- Journal club critique
- Open Access
No sampling technique was superior for the diagnosis of ventilator-associated pneumonia
© BioMed Central Ltd 2005
- Published: 14 February 2005
Wood AY, Davit AJ II, Ciraulo DL, et al. A prospective assessment of diagnostic efficacy of blind protective bronchial brushings compared to bronchoscope-assisted lavage, bronchoscope-directed brushings, and blind endotracheal aspirates in ventilator-associated pneumonia. J Trauma 2003, 55:825–834.
The diagnosis of ventilator-associated pneumonia (VAP) has proven to be a challenging task. Studies comparing invasive and non-invasive diagnostic approaches are lacking.
The use of a blind protected brush is equivalent to bronchoscope-directed techniques in determining the microbiology of VAP, while endotracheal aspirates are contaminated with oropharyngeal flora and of little value.
Single center, prospective cohort study.
Level 1 trauma center at an academic medical center.
Ninety trauma patients who were mechanically ventilated for at least 48 hours and deemed to have clinical indications suggestive of pneumonia (new infiltrate on chest radiograph, excessive or purulent respiratory secretions, suspected aspiration, fever (>38.2°C), leukocytosis (>12,000/mm3), or respiratory distress of unknown cause).
Four samplings were performed on each patient in the following order: blind protected brush (BPB), bronchoscopic-directed protected brush (BDPB), bronchoalveolar lavage (BAL), and endotracheal aspirates (ETA). Procedures were performed from least to greatest degree of invasiveness to avoid contamination of lower airways, except for ETA.
With patients serving as their own controls, quantitative cultures were obtained using each sampling technique. BDPB and BAL were set as the "gold standards" for comparison against each other and with BPB and ETA. Kappa analysis was used to measure the strength of agreement between techniques. Results were stratified by type of organism.
BPB had the highest strength of agreement with both BAL and BDPB (κ = 0.547 and κ = 0.467, respectively). The strength of agreement between techniques was moderate to good for gram-negative cocci and fair to poor for gram-negative rods and gram-positive cocci. Comparing the growth of specific pathogens, Haemophilus, Klebsiella, Escherichia, Acinetobacter, and Streptococcus correlated well across the majority of techniques, while Enterobacter agreement was consistently poor to fair.
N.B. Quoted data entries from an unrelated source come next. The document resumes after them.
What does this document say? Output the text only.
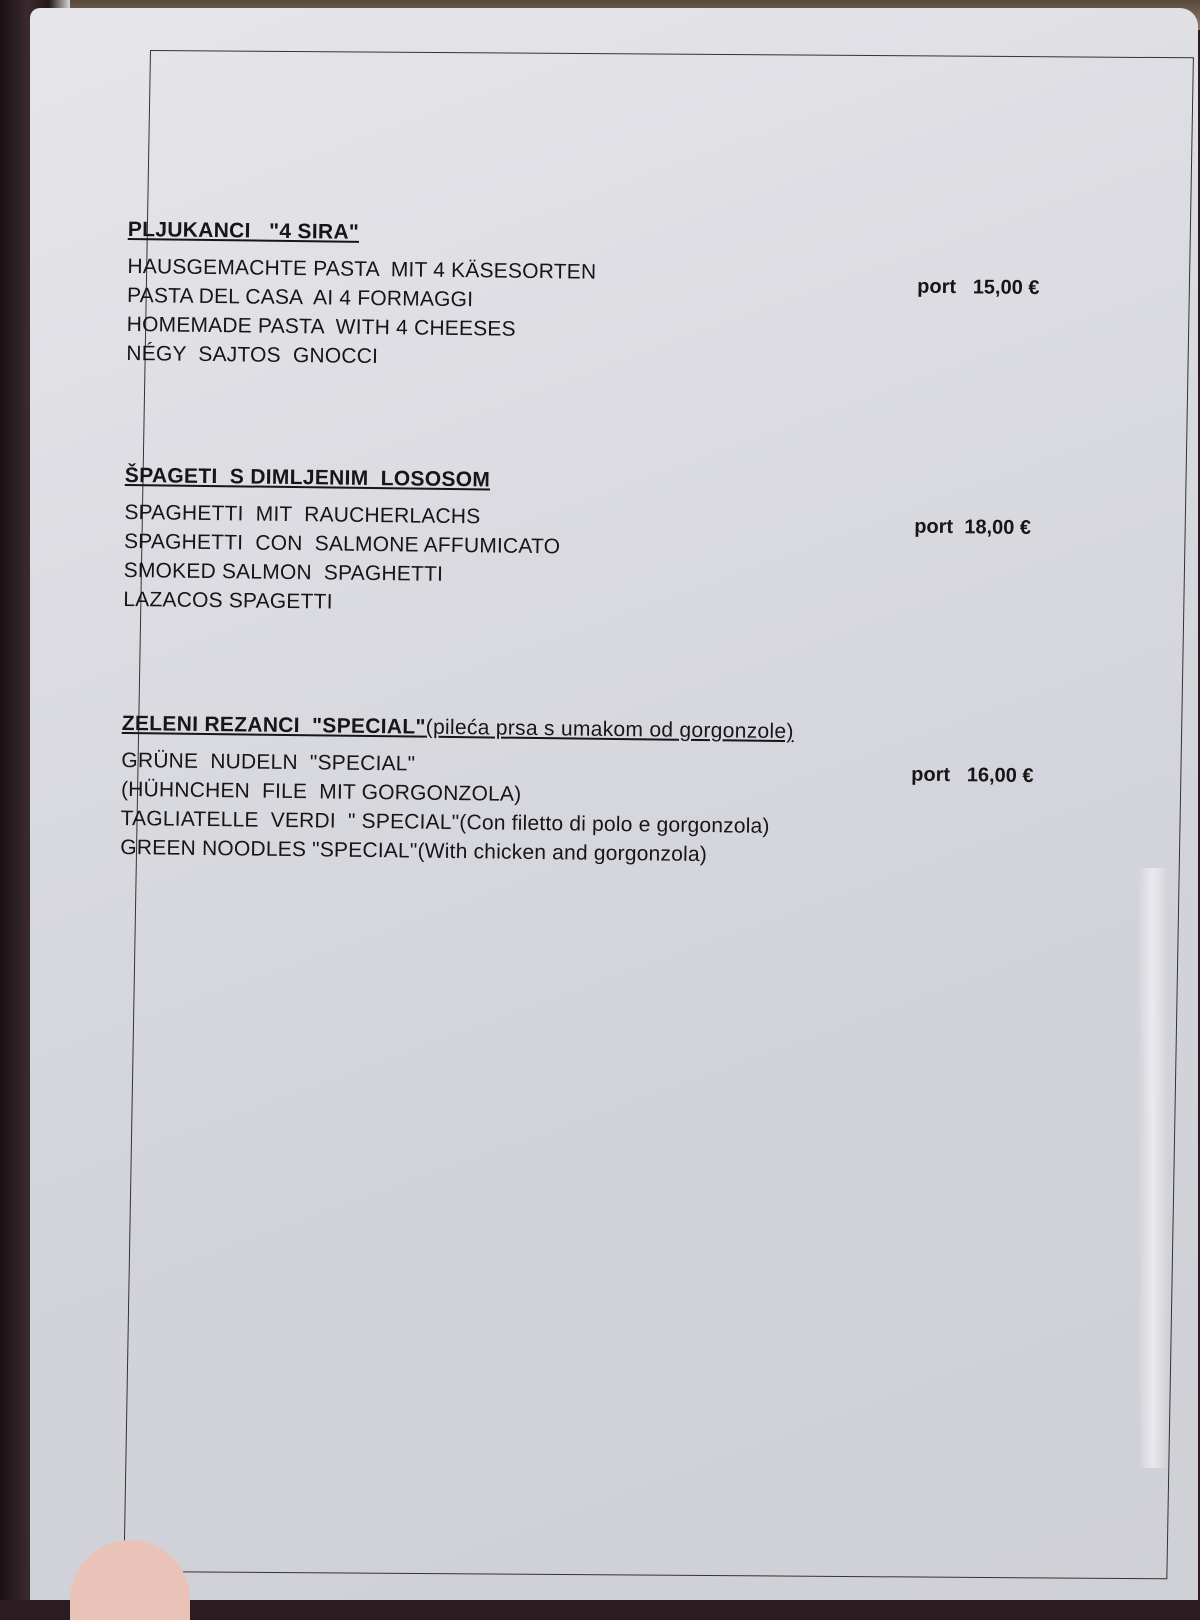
PLJUKANCI   "4 SIRA"
HAUSGEMACHTE PASTA  MIT 4 KÄSESORTEN
PASTA DEL CASA  AI 4 FORMAGGI
HOMEMADE PASTA  WITH 4 CHEESES
NÉGY  SAJTOS  GNOCCI
port   15,00 €
ŠPAGETI  S DIMLJENIM  LOSOSOM
SPAGHETTI  MIT  RAUCHERLACHS
SPAGHETTI  CON  SALMONE AFFUMICATO
SMOKED SALMON  SPAGHETTI
LAZACOS SPAGETTI
port  18,00 €
ZELENI REZANCI  "SPECIAL"(pileća prsa s umakom od gorgonzole)
GRÜNE  NUDELN  "SPECIAL"
(HÜHNCHEN  FILE  MIT GORGONZOLA)
TAGLIATELLE  VERDI  " SPECIAL"(Con filetto di polo e gorgonzola)
GREEN NOODLES "SPECIAL"(With chicken and gorgonzola)
port   16,00 €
Using BDPB as the gold standard, BPB was found to have the highest sensitivity (91.1%) and specificity (89.8%). Sensitivities overall were higher when using BAL as the gold standard across all modalities. Kappa analysis comparing blind samples obtained from the same vs. the opposite side of the radiographic infiltrate found no differences between sides.
A quantitative analysis of bacteriologic cultures obtained by four standard sampling techniques demonstrated with statistical significance that no difference exists between techniques in terms of reliability or obtaining clinically significant pathogens.
Until compelling data are produced showing a particular sampling technique is superior, we recommend a VAP management strategy[7, 9] that includes: a) initial evaluation with quantitative microbiology of respiratory secretions and immediate initiation of antimicrobial agents, and b) reevaluation within 2 to 3 days with adjustment or discontinuation of antimicrobials based on clinical course, culture results, and whether any noninfectious or nonpulmonary etiologies have been identified.